Ok, how do we optimize this query?
Step 1: Keep all dugg items in memcached for the last N days, where N is determined by when you run out of memory. Then, your query becomes:
SELECT `digdate`, `id` FROM `Diggs`
WHERE `userid` IN (59, 9006, 15989, 16045, 29183,
30220, 62511, 75212, 79006)
AND digdate < now() - interval '5 days'
AND itemid = 13084479 ORDER BY `digdate` DESC, `id` DESC LIMIT 4; /* Excuse the postgresql syntax /
If your database is properly clustered, this will mean you are only running the query against partitions holding old dugs, which is probably not as hot as the more recent stuff. Additionally, I strongly suspect that you see more recent articles more than old ones, if the article is less than 5 days old you need no SQL at all, just the memcache lookup. For example, if you are looking at the homepage, and there are 15 articles on it, you have to do a single memcached get request for all the pairs like (article_id, friend_id), so if you have 100 friends that is 100 15 keys to request. This is large, but who cares, you can add memcached servers and webservers until you puke and this will keep scaling without limit. When browsing old articles the db will get hit heavily, but only the partitions holding old data, and I would guess that this is a very very small fraction of their overall use.
Step 2: When a user is activly using the site, like they have viewed 2 pages in the last 10 minutes or something, shove all their old (article_id, friend_id) pairs into memcached as well. Once a user has reached the 'activity threshhold' and the cache is filled, no sql is necessary to find all their friend's dug articles. As a bonus, no weirdo software like 'cassandra' which may or may not continue to exist in 1 year is necessary.
For step 1 you need very little effort, just put a key into memcached every time a user digs something, and put a 5 day timeout on that key. This is 1 line of code in whatever code handles the http request representing a 'dig'. Then you have to build up the list of friends and keep it somewhere when a user logs in to the site (or returns with a cookie that has them logged in). This would take one memcache request when the user logs in/comes back to see if their friends list is in memcached, one sql statement if it is not, and a line in the are that handles adding friends to spoil the key if their friends list changes (you could try updating it, but why, just let it be regenerated on their next http request). Finally, you have to generate the keys for the (article_id, friend_id) pairs on each page view, and do a multi_get from memcached.
Step 2 would require an asynchronous process, so would be more complex.
I could implement step 1 in an hour or so if familiar with the digg codebase, and step 2 in perhaps 2 days, however if they have other async processes that occur when a user logs in that you could integrate this with it could take as little as an hour or two as well, since the logic is dead simple, it is the mechanics of running a process to do it that is time consuming.
Finally, you would have to figure out how much memory you would need to store N days of digs (users with no friends do not count in this). I believe it would not be very much.
Further, step two is irrelevant. There's no way of knowing if a (article_id, friend_id) pair in memcached is from the most recent N days or whether it's been stuffed in due to a user being active. Therefore, searching the DB for older diggs is still necessary, and should take the exact same amount of load as if they weren't in memcached at all.
Memcached + MySQL makes great sense when the data set is small and simple. If all the content on the site fits within 1 GB you could probably easily push a hundred millions unique visitors a day. For an application like this, the relatively poor performance of MySQL and the inflexibility of Memcached cause problems.

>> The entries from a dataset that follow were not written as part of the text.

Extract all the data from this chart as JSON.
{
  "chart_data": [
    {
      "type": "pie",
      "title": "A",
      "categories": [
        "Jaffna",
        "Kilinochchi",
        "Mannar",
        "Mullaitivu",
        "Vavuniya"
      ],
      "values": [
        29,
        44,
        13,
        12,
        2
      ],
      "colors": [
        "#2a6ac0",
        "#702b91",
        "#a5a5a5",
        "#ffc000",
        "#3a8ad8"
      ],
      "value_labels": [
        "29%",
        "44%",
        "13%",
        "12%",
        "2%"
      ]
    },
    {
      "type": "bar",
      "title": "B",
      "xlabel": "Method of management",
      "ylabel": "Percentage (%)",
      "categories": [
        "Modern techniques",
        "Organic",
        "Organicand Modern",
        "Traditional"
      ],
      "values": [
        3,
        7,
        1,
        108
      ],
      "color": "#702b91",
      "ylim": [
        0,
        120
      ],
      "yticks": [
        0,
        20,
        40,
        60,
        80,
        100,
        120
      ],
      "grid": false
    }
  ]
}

It seems to me that using Cassandra, even in its current immature state, makes much more sense than the solution you're proposing.
Step 2 is fine, memcached allows setting of timeouts on keys. If you always set a timeout of (dig_time + five_days) - now() you are set. Be careful, times > 30 days imply a unix timestamp not a timeout.
Mysql kindof sucks. The clustering is easy to set up at least.
Cassandra and other big on disk hash tables are pretty cool. I think once they have datastore-like indexing capabilities they will be totally usable. My qualm with using them is that there are 80 of them right now, and they are all pretty immature. The ones that are mature, like bsddb, and complicated to use.
My point was that cassandra is just a big memcached.
That's pretty much the idea. Cassandra makes replication + failover totally seamless, so there's no excuses in that respect. :) Cassandra also supports replicating across multiple data centers.
but NoSQL kinda gives you memcache like awesomeness with some level of persistence. Think of cassandra as a more feature-rich, persistent memcache. :)
So saying "NoSQL gives you [or doesn't give you] X" is meaningless.
And for the record, SQL is great, but trying to keep using it once your data set has outgrown a single machine is like "trying to build a bookshelf out of mashed potatoes." (Gotta love jwz.)